UC Irvine

Fluorescence microscopy is a widely used technique that is capable of multiplexed detection of fluorescent probes that emit different colors. However, spectral fluorescence is limited by the number of probes that can be used at the same time due to limited spectral bandwidth. The focus of this thesis is the development of fluorescence lifetime as a second orthogonal property for multiplexing probes. Fluorescence lifetime is the amount of time in which a fluorescent material remains in its excited state before returning back to its ground state. The first part of thesis will focus on the development of a new fluorescence lifetime probe, in which different fluorescent dyes will be encapsulated into a silica nanoparticle at varying loading densities.

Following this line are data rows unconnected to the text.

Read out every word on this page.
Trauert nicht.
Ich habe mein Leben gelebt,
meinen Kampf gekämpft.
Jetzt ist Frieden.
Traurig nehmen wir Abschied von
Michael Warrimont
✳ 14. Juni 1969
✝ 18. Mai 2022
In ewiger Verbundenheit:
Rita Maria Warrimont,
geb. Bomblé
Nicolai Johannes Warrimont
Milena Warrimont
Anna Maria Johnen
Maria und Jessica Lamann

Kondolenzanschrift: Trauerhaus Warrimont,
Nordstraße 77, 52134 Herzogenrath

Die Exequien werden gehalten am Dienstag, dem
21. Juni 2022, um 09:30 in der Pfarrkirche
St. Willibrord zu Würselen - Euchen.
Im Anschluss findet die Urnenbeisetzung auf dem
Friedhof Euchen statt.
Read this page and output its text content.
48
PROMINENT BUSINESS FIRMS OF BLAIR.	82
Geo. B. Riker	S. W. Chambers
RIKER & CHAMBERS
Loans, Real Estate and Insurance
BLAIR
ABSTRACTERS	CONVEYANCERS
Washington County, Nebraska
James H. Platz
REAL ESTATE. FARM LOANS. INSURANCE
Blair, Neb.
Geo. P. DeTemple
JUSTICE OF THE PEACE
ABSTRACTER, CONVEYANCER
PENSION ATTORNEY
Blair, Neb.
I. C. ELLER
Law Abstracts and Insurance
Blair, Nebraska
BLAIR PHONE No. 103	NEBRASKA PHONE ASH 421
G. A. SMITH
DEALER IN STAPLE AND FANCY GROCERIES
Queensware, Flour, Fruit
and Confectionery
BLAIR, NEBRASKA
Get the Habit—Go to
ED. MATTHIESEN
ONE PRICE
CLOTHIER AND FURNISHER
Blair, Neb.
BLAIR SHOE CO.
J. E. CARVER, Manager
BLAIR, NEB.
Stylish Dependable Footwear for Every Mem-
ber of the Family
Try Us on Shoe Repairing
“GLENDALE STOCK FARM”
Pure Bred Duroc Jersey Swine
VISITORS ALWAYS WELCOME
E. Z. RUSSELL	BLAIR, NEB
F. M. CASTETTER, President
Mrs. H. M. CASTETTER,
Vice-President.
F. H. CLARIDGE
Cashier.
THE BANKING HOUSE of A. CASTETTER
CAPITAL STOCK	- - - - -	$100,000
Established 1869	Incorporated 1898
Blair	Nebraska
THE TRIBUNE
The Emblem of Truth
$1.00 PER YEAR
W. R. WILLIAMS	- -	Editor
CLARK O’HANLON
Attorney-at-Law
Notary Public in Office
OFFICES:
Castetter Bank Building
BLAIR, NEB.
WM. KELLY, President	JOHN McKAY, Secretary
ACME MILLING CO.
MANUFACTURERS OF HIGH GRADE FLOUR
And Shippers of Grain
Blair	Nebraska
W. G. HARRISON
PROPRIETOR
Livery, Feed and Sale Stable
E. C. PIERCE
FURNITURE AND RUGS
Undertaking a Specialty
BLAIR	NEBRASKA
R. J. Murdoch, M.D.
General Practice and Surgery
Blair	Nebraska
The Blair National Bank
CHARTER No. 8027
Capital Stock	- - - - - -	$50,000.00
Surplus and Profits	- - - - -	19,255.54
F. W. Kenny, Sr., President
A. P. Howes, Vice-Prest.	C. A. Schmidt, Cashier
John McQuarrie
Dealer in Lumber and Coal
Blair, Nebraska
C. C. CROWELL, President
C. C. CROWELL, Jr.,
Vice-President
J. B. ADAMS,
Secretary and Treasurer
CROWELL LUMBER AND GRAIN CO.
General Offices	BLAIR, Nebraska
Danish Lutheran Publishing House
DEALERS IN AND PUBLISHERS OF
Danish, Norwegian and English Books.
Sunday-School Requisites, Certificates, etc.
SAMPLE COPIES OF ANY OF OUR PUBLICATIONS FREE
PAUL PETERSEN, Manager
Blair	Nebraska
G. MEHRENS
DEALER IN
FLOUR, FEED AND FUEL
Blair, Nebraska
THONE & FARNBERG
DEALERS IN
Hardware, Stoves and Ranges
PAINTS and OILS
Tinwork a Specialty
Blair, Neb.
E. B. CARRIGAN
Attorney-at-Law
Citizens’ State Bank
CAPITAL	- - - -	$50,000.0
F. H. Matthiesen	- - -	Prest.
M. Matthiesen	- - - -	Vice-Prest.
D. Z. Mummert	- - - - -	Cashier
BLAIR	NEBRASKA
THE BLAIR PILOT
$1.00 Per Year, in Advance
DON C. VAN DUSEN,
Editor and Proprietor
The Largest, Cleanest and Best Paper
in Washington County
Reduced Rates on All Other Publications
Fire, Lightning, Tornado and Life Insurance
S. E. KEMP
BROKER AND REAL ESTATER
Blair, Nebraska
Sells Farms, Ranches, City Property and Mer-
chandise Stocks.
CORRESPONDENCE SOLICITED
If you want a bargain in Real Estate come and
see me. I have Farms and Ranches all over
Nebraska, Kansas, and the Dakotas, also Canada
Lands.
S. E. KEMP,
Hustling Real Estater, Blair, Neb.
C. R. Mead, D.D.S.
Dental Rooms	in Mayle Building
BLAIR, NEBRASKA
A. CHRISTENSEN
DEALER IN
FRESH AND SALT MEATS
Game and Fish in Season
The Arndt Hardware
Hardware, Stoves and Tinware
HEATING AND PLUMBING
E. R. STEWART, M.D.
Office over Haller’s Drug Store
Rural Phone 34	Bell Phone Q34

Using Fluorescence lifetime imaging microscopy (FLIM) and the phasor analysis approach, lifetimes can readily be assessed and compared. We found that each dye exhibited a unique lifetime, which could be modulated to yield trajectory of positions as loading volume increased. Specifically, loading more dye decreased fluorescence emission efficiency as well as the lifetime location on the phasor diagram due to a dye-dye self-quenching mechanism. The second part of the thesis delves into other ways to tune lifetime of silica encapsulated dye in order to generate additional unique positions on the phasor plot. This was accomplished by doping in a quencher dye capable of absorbing light to accelerate lifetime or mixing two different dyes together to create a mixture which has combined lifetime between the individual probes. The different methods to modulate lifetime of individual fluorescent probes provided at least 20 unique lifetime positions on phasor plot which can be utilized to increase the number of detection channels.